Anton dengan cepat menenangkan Ema agar tidak terjadi keributan di sini.
Aku sadar, semua kesalahan ku, aku menuduhkan semua itu hanya semata-mata mengungkapkan kekesalan dan sedikit menutupi keburukkan yang telah aku lakukan, tapi percuma semua sudah terbongkar, dan apa yang Ema katakan benar. Akulah yang berkhianat sejak awal.
"Cukup sayang, tenangkan dirimu. " Anton membujuk Ema agar tidak lagi mengeluarkan kata-kata kasar.
"Tapi mas! " Protes Ema kesal.
"Mas mengerti sayang, tapi semua itu tidak penting kini, karena yang terpenting kita harus bisa menenangkan Nana. "
Akhirnya Ema diam sembari menatap Nana iba, sepertinya Ema mengerti apa yang Anton katakan.
"Hiks hiks ... Apa Mama sudah pergi beristirahat paman? Hiks … hiks ... Apa Mama sudah meninggalkan Nana, hiks … hiks …. " Isak Nana memeluk Ema erat sembari terus menangis.
Aku tidak bisa menggambarkan kehancuran hati ini saat melihat keadaan anakku yang terpuruk. Aku tidak menyangka jika Nana juga telah mengetahui semua ini sejak awal.
"Nak, kemarilah sayang. " Panggil ku parau, karena Nana masih menangis di dalam pelukan Ema.
Nana terlihat menggeleng tanda ia menolak ku, seperti inikah rasanya diabaikan Tuhan. Batin ku meronta.
Akhirnya aku sadar, aku benar-benar tidak berguna, aku hanya bisa mendatangkan malapetaka yang merenggut semuanya, aku serasa seperti penjahat di mata anakku sendiri, kaki ku lunglai, aku terduduk di lantai karena beban ini benar-benar menghancurkan mentalku.
"Hiks ... Maafkan Papa, nak. Maafkan Papa, Papa sadar Papa yang bersalah, maafkan Papa sayang.

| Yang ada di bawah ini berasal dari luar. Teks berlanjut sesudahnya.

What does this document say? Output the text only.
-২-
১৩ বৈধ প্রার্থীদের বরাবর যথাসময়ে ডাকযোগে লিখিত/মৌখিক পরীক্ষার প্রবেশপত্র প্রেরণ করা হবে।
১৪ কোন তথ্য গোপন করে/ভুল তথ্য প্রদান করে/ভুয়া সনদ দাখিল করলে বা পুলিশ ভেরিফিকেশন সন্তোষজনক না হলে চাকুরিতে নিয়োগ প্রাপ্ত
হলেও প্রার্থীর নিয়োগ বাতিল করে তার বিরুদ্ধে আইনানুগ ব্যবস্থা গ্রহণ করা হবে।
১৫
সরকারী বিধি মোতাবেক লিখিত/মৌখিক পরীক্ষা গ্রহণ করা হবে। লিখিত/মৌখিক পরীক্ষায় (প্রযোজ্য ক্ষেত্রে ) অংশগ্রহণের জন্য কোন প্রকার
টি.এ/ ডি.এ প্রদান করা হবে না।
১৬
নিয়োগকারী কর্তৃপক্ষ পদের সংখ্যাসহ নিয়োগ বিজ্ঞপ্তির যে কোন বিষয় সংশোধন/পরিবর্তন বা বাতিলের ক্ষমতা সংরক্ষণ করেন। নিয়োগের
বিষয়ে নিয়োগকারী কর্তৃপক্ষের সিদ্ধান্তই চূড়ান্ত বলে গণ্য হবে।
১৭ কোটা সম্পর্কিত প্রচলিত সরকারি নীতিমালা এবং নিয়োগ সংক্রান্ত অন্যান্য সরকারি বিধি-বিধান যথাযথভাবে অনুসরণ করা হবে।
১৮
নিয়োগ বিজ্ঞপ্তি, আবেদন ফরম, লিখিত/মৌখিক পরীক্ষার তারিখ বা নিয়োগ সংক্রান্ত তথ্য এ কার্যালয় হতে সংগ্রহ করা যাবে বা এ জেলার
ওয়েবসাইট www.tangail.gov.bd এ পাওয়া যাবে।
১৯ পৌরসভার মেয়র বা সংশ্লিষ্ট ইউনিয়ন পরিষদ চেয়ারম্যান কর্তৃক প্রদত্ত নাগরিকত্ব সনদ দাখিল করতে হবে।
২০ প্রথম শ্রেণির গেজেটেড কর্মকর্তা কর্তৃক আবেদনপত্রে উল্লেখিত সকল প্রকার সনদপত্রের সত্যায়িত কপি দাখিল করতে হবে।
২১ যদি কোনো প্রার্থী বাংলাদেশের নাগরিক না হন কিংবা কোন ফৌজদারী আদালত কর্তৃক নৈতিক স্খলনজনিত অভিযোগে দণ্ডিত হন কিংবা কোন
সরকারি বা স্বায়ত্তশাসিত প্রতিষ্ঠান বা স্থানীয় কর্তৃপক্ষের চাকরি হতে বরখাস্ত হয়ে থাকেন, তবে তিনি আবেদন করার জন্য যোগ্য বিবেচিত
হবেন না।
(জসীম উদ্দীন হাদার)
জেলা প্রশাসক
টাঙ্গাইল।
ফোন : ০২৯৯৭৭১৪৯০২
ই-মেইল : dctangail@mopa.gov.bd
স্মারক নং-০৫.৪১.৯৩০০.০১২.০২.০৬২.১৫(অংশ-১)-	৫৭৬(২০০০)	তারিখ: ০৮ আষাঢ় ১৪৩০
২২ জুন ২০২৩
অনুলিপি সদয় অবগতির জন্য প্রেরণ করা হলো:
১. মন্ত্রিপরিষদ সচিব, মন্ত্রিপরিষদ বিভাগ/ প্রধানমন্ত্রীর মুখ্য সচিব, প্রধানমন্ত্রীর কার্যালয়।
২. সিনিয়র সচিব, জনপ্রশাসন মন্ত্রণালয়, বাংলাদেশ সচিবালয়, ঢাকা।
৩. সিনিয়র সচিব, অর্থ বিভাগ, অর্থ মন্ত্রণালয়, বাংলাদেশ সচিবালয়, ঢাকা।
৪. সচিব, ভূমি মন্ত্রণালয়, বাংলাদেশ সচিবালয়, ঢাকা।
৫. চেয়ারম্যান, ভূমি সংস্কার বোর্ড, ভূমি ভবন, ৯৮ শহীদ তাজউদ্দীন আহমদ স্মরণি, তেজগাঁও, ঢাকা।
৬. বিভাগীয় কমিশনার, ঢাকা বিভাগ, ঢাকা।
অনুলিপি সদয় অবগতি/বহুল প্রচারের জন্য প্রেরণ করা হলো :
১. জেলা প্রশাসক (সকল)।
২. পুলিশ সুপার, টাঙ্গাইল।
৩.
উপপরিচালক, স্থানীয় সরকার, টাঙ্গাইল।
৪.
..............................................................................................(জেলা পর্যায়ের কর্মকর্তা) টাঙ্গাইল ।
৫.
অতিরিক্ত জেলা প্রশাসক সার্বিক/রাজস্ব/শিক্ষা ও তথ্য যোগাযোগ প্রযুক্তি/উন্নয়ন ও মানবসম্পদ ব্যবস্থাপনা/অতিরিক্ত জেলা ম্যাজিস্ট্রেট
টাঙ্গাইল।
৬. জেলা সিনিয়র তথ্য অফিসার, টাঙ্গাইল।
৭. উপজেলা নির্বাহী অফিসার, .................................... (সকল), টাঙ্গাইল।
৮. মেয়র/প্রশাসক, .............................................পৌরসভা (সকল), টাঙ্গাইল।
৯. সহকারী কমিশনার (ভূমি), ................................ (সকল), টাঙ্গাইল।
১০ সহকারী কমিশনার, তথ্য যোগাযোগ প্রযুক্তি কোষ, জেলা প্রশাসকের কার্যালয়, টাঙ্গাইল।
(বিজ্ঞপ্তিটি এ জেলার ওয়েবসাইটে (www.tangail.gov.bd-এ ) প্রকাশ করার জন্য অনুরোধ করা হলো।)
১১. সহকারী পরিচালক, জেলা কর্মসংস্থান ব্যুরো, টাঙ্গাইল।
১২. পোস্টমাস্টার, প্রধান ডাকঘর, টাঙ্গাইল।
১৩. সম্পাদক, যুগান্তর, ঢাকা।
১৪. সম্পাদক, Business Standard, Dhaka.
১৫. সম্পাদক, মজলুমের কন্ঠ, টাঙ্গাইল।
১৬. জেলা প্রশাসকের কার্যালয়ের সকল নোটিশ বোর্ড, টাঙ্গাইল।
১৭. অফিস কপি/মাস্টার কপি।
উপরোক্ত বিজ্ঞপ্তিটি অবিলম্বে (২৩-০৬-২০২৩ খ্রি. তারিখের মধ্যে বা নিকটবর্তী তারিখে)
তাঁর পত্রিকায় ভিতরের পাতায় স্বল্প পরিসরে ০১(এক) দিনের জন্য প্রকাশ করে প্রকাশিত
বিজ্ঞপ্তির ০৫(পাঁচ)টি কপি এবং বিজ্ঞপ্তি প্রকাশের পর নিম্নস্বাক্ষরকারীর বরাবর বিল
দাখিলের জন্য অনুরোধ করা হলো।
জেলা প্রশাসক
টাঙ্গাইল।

Maaf maaf maaf. " Isakku dalam sesal, bersalah. Air mata ini luruh tidak terkendali saat aku mengingat semua kesalahan yang aku lakukan pada mereka dulu.
"Nana tidak boleh seperti ini sayang, Nana lihat Papa begitu menyayangimu."Bujuk Ema sabar, dan aku bisa mendengarnya. Tapi aku tidak menempatkan harapan apapun, karena aku sadar Nana pasti sangat membenciku setelah apa yang aku lakukan padanya.
" Tapi Bibi, bukan kah Papa sudah jahat, dan Bibi juga sangat marah pada Papa? "
Hatiku sangat terluka saat mendengar ungkapan Nana prihal semua kejahatan yang aku lakukan padanya dan Nia.
"Dengar sayang, semua orang memiliki kesalahan dan keburukkan, begitu juga dengan Papa mu, tapi setiap orang juga memiliki titik kesadaran sayang, dan kini Papa mu mengalaminya. Nana harus ingat pesan Mama, jika Nana tidak boleh membenci Papa. "Tutur Ema sabar.
Aku hanya bisa tergugu mendengarkan semua itu, karena di sini aku tidak memiliki kuasa untuk memaksakan keadaan apalagi keinginan ini.
" Pa … "
Aku cukup terkejut, karena aku pikir Nana akan membenciku, tapi semua prasangka ini salah, bahkan aku tidak sadar kini ia berdiri di hadapan ku sembari menyusut air mata ini.
Tubuh ku gemetar saat memeluknya, pelukan untuk sekian lama setelah aku berangkat ke Cinta padanya.
"Hiks ... Hiks ... Maaf nak ... Maafkan Papa sayang." Hanya kata ini yang bisa ku ungkapkan, karena rasa sesal semakin menyeruak di dalam diri ini.
"Nana sudah memaafkan Papa sejak lama, karena kata Mama marah pada orang itu tidak boleh, apalagi itu pada Papa sendiri, jadi Papa jangan menangis lagi, ya."
Aku benar-benar malu saat mendengar penuturan polos Nana, karena ia begitu tulus dan baik, berbeda dengan ku sebelum mengetahui semua ini. Yang ada di dalam diri ini hanya ketidakpuasan dan keinginan tiada ujung.
Kini aku sadar, Nia adalah segalanya dia adalah contoh teladan yang sangat baik dan Mulia. Contohnya saja Nana dia begitu mirip seperti Nia, dari kata dan sifat pemaaf yang ia miliki, aku benar-benar malu padanya.
Kuperhatikan wajah Nana, tidak ada sedikitpun jurat kesedihan seperti diriku, karena yang ada padanya hanya kekuatan, sungguh didikan Nia mengubah sosok gadis kecil seperti Nana bisa bersikap dewasa seperti ini.
"Nama sempat berpesan, agar kita semua harus kuat Papa." Tambah Nana, aku tergelak dalam malu karena begitu lemah dan terpuruk.
"Jangan menangis lagi Pa, biarkan Mama tenang. Allah lebih sayang Mama."
Ku usap air mata ini lalu menghela nafas dalam.
Yah, aku harus kuat seperti apa yang Nia pinta, aku harus kuat seperti Nana.
"Eemb, Nana benar, kita harus kuat sayang, "balasku mencoba kuat dan tabah menghadapi semua ini.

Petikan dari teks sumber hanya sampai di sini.